Any business problem can be analyzed for 2 issues:
a. Statistical Significance
How problem is statistically important for decision making. Statistical significance testing takes some assumptions and determines the probability of happening of results if the assumptions are correct.
b. Business Importance
It means how the problem is related with business and its importance. Always put the results in business context as part of the final validation process.
8. Skills required to be a Data Analyst
In today’s world, there is an increasing demand for analytical professionals. It is taking time for academic programs to adapt and scale to develop more talent.
All the data collected and the models created are of no use if the organization lacks skilled Big Data analysts. A Big Data analyst requires both skill and knowledge for getting good data analytics jobs.
To be a successful analyst, a professional requires expertise on the various Big data analytical tools like R & SAS. He should be able to use these business analytics tools properly and gather required details. He should also be able to take decisions which are both statistically significant and important to the business.

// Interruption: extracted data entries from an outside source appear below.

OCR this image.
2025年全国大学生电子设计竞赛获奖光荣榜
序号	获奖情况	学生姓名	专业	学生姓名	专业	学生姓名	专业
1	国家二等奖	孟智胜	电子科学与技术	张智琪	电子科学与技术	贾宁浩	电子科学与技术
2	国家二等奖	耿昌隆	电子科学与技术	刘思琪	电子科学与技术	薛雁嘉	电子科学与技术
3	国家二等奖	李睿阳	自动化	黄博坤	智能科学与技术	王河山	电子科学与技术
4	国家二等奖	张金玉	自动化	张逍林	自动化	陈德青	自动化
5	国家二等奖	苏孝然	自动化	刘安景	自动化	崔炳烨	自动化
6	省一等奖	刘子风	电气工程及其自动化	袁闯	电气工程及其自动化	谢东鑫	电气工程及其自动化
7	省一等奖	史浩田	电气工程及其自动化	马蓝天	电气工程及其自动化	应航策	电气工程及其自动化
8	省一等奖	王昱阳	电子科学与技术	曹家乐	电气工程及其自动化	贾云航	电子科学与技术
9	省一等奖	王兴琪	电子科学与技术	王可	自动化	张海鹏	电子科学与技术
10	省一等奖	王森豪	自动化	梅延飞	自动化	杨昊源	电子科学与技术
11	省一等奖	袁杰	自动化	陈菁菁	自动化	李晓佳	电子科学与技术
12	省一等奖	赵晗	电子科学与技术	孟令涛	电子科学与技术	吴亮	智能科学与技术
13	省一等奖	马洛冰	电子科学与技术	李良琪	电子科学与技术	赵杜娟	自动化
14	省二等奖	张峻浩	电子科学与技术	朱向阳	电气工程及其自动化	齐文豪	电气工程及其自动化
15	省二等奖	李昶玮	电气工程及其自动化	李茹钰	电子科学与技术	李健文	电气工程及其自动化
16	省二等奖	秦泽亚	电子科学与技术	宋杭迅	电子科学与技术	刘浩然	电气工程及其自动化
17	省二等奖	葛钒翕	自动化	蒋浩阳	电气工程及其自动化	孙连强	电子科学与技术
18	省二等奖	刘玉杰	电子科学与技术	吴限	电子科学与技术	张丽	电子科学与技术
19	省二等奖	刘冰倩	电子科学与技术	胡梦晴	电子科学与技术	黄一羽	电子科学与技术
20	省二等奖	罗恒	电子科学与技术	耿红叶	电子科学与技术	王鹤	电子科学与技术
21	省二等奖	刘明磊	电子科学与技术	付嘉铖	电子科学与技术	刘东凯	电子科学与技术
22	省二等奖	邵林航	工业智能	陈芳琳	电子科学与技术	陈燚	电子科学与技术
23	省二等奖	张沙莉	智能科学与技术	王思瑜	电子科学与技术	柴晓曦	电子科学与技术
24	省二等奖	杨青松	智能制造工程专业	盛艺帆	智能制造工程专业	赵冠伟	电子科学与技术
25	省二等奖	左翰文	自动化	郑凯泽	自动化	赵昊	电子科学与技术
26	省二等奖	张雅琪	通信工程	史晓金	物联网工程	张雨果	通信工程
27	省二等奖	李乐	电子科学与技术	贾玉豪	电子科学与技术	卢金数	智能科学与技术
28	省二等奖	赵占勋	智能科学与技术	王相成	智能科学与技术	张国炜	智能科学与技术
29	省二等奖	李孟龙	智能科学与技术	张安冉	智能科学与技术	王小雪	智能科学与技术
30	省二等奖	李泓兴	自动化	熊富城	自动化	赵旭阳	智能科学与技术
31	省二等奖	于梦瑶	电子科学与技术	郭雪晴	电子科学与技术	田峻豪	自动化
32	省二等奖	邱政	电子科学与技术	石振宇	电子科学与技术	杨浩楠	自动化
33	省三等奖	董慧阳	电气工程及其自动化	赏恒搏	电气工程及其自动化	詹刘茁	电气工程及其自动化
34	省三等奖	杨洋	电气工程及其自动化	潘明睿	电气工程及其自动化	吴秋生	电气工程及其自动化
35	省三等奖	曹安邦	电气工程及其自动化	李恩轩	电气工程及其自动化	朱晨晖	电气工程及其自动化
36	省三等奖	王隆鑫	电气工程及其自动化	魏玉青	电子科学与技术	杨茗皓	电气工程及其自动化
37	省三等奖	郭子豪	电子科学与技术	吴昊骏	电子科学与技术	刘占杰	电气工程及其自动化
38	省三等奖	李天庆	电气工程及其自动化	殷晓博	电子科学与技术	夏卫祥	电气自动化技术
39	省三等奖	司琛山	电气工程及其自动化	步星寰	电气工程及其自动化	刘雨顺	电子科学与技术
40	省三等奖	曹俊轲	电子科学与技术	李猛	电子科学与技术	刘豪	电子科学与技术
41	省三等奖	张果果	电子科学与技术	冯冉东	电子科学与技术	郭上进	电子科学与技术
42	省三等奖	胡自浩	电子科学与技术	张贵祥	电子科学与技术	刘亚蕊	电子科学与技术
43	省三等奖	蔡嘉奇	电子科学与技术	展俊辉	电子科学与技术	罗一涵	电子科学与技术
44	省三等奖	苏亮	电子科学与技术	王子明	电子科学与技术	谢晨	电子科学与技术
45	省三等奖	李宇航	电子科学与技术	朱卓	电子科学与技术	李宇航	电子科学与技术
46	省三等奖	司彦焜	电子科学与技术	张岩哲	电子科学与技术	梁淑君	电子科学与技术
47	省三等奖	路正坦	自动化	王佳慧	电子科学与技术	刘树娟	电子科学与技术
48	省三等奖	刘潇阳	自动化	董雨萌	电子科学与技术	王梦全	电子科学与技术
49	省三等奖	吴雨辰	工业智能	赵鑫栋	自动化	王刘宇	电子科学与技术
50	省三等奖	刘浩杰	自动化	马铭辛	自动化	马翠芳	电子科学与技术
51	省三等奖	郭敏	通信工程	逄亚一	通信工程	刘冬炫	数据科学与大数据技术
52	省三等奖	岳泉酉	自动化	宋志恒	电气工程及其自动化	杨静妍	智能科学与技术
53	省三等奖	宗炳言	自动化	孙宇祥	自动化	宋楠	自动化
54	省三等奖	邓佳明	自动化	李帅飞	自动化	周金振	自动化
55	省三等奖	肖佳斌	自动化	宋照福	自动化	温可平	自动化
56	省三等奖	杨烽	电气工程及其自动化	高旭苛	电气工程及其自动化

Even if you know how to use a data analysis tool of any type, you also need to have the right skills, experience and perspective to use it. An analytics tool may save a user some programming but he or she still needs to understand the analytics that are being generated. Then only a person can be called as successful Data analyst.
Business people with no analytical expertise may want to leverage analytics, but they do not need to do the actual heavy lifting. The job of the analytics team is to enable business people to drive analytics through the organization. Let business people spend their time selling the power of analytics upstream and changing the business processes they manage to make use of analytics. If analytics teams do what they do best and business teams do what they do best, it will be a winning combination.